Apache Arrow C++ API documentation

Apache Arrow is a columnar in-memory analytics layer designed to accelerate big data. It houses a set of canonical in-memory representations of flat and hierarchical data along with multiple language-bindings for structure manipulation. It also provides IPC and common algorithm implementations.

This is the documentation of the C++ API of Apache Arrow. For more details on the format and other language bindings see the main page for Arrow. Here will we only detail the usage of the C++ API for Arrow and the leaf libraries that add additional functionality such as using jemalloc as an allocator for Arrow structures.

Table of Contents

Getting Started

The most basic structure in Arrow is an arrow::Array. It holds a sequence of values with known length all having the same type. It consists of the data itself and an additional bitmap that indicates if the corresponding entry of array is a null-value. Note that for array with zero null entries, we can omit this bitmap.

As Arrow objects are immutable, there are classes provided that should help you build these objects.
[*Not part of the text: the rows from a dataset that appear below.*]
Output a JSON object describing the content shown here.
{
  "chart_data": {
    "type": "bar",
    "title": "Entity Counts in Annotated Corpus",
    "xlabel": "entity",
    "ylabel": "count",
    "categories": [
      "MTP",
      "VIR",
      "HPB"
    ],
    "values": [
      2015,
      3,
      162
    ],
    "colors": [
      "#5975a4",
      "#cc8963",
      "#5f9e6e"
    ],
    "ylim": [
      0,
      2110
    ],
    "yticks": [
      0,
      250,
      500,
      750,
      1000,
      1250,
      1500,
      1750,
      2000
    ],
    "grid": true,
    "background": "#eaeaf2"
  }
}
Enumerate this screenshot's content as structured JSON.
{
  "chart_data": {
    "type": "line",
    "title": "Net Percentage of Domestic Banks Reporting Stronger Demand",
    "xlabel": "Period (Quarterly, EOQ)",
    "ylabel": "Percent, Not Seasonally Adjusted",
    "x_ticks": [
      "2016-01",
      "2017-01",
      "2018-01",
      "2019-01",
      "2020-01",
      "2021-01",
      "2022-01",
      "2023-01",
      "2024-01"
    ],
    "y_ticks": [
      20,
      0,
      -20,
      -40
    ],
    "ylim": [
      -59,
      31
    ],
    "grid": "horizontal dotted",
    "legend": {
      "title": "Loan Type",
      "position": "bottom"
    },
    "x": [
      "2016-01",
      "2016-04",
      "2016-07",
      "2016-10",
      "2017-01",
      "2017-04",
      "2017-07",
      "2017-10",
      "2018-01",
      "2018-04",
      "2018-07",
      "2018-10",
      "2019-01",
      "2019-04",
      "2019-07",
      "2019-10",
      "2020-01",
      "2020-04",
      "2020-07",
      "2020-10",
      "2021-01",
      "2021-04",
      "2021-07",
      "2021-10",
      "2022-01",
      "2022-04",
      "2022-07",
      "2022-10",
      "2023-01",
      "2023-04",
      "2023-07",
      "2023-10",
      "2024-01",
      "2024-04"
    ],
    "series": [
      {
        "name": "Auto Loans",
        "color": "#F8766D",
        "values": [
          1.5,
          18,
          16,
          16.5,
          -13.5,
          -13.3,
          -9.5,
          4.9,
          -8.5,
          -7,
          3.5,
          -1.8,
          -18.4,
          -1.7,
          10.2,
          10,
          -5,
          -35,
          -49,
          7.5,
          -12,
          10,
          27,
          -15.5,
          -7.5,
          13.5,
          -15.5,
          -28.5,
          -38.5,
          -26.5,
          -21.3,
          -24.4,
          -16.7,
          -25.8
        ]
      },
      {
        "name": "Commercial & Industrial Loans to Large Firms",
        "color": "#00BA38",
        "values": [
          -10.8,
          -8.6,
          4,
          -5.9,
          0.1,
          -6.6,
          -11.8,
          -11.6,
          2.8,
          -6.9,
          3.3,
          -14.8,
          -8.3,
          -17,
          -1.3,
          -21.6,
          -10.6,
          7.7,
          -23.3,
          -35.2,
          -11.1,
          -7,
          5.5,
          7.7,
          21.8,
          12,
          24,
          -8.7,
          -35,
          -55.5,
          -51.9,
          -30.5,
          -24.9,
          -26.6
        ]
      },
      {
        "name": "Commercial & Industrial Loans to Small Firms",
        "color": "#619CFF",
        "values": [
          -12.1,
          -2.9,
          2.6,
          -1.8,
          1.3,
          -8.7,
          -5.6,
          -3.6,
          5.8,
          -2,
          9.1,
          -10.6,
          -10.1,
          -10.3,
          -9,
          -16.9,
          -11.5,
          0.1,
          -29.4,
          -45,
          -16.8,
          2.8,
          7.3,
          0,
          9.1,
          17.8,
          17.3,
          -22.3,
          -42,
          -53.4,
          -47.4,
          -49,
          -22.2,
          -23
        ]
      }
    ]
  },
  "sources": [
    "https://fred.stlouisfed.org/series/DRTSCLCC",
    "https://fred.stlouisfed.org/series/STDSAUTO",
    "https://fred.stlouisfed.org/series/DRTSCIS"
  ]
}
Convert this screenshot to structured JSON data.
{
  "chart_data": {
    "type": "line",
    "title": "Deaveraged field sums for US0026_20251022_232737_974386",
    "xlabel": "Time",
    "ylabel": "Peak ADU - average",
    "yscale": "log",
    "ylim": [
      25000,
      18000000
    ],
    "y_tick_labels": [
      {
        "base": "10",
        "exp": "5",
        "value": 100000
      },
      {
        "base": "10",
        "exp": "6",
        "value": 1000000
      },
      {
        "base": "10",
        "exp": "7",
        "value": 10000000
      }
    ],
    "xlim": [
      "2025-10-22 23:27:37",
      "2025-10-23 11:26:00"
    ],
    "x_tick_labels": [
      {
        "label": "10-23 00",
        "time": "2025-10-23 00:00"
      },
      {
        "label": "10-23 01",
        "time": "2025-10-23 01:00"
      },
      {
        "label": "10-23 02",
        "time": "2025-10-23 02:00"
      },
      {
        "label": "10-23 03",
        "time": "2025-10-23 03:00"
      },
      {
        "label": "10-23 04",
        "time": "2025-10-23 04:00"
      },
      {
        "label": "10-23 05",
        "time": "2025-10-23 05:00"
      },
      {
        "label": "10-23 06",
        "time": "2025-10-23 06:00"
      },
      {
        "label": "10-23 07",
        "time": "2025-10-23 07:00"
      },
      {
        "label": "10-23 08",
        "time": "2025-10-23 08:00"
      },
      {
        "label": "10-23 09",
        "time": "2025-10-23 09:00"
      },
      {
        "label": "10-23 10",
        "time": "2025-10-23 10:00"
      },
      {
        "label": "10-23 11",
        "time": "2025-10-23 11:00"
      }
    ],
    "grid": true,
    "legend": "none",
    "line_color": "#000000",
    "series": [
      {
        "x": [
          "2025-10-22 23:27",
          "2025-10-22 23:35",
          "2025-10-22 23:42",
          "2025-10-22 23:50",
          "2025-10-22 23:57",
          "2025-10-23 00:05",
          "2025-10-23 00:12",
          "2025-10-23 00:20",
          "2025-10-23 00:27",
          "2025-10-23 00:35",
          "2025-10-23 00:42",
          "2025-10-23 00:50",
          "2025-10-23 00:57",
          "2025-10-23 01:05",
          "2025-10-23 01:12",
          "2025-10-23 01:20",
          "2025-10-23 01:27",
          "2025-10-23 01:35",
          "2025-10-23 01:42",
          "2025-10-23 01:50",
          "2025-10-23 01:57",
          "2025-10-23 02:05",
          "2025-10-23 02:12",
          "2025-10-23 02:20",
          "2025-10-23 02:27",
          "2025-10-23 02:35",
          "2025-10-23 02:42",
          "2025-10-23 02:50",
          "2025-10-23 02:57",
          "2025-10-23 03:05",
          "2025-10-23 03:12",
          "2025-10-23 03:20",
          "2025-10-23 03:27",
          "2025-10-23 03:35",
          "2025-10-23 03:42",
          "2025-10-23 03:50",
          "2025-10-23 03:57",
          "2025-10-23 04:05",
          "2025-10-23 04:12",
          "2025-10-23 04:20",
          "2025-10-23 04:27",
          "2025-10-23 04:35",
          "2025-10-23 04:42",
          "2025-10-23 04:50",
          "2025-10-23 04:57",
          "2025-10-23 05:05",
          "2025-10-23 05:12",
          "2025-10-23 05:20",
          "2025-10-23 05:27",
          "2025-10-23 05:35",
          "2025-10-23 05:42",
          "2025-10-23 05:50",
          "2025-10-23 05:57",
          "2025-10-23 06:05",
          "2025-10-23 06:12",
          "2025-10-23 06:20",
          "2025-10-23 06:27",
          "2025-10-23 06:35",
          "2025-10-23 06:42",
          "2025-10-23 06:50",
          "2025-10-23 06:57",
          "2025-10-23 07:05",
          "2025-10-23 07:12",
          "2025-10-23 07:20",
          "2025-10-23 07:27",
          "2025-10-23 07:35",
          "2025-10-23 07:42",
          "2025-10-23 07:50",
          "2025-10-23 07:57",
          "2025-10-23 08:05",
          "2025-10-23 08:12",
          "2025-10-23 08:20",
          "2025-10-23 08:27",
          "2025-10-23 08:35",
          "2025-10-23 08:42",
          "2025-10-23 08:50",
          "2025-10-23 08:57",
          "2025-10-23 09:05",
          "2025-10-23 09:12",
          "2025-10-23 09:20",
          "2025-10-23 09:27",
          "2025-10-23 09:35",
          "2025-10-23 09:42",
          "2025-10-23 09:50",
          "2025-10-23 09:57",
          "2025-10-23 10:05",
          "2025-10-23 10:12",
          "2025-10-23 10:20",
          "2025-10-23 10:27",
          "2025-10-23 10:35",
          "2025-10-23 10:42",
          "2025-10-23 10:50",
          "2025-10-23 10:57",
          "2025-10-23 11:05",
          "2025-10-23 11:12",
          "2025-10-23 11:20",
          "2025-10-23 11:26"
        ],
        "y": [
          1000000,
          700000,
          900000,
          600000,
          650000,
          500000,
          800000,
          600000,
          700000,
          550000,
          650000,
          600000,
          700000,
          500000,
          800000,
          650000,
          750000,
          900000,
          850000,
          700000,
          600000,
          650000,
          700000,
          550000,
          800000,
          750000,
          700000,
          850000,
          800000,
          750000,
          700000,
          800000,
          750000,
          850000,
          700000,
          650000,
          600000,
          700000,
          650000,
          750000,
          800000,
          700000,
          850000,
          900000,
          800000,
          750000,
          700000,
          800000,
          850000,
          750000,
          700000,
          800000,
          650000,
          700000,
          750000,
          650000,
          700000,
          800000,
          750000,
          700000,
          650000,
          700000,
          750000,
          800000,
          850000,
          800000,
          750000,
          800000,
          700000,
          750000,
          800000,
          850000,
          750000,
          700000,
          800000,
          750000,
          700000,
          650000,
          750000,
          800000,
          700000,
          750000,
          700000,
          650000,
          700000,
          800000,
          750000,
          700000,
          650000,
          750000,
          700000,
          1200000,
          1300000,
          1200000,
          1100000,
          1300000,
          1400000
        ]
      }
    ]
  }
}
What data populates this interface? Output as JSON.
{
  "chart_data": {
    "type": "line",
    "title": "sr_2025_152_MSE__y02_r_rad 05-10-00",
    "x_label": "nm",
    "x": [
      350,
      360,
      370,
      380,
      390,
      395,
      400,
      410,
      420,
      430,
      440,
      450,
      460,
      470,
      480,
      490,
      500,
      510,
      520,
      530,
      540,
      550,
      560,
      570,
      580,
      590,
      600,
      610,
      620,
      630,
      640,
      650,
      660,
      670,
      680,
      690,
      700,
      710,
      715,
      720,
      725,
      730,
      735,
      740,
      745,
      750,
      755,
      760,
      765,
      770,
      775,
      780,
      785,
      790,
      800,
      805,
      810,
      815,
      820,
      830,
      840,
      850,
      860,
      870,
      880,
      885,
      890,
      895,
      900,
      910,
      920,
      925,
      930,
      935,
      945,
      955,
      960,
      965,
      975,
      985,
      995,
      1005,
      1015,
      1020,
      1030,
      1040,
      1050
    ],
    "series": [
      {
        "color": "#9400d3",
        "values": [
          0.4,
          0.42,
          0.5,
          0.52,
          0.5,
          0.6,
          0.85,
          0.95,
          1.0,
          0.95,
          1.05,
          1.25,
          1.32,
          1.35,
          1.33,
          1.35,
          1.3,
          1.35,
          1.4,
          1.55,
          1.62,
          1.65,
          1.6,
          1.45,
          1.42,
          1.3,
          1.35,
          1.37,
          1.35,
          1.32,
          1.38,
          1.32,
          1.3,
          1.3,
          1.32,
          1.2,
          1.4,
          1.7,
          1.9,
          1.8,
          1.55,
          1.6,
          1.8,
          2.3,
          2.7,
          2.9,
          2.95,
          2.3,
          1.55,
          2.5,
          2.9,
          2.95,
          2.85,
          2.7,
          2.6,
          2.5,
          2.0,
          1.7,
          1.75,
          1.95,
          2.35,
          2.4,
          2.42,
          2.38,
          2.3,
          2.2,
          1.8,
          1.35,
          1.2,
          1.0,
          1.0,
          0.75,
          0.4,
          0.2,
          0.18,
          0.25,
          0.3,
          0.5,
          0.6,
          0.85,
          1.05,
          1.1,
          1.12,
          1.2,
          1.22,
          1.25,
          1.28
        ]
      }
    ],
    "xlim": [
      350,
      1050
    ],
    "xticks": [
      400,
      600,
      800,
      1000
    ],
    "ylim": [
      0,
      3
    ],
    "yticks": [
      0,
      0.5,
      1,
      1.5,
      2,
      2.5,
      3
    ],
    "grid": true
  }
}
To build an array of int64_t elements, we can use the arrow::Int64Builder. In the following example, we build an array of the range 1 to 8 where the element that should hold the number 4 is nulled.

Int64Builder builder;
builder.Append(1);
builder.Append(2);
builder.Append(3);
builder.AppendNull();
builder.Append(5);
builder.Append(6);
builder.Append(7);
builder.Append(8);

std::shared_ptr<Array> array;
builder.Finish(&array);

The resulting Array (which can be casted to arrow::Int64Array if you want to access its values) then consists of two arrow::Buffer. The first one is the null bitmap holding a single byte with the bits 0|0|0|0|1|0|0|0. As we use least-significant bit (LSB) numbering this indicates that the fourth entry in the array is null. The second buffer is simply an int64_t array containing all the above values. As the fourth entry is null, the value at that position in the buffer is undefined.

// Cast the Array to its actual type to access its data
std::shared_ptr<Int64Array> int64_array = std::static_pointer_cast<Int64Array>(array);

// Get the pointer to the null bitmap.
const uint8_t* null_bitmap = int64_array->null_bitmap_data();

// Get the pointer to the actual data
const int64_t* data = int64_array->raw_values();

In the above example, we have yet skipped explaining two things in the code. On constructing the builder, we have passed arrow::int64() to it. This is the type information with which the resulting array will be annotated. In this simple form, it is solely a std::shared_ptr<arrow::Int64Type> instantiation.

Furthermore, we have passed arrow::default_memory_pool() to the constructor. This arrow::MemoryPool is used for the allocations of heap memory. Besides tracking the amount of memory allocated, the allocator also ensures that the allocated memory regions are 64-byte aligned (as required by the Arrow specification).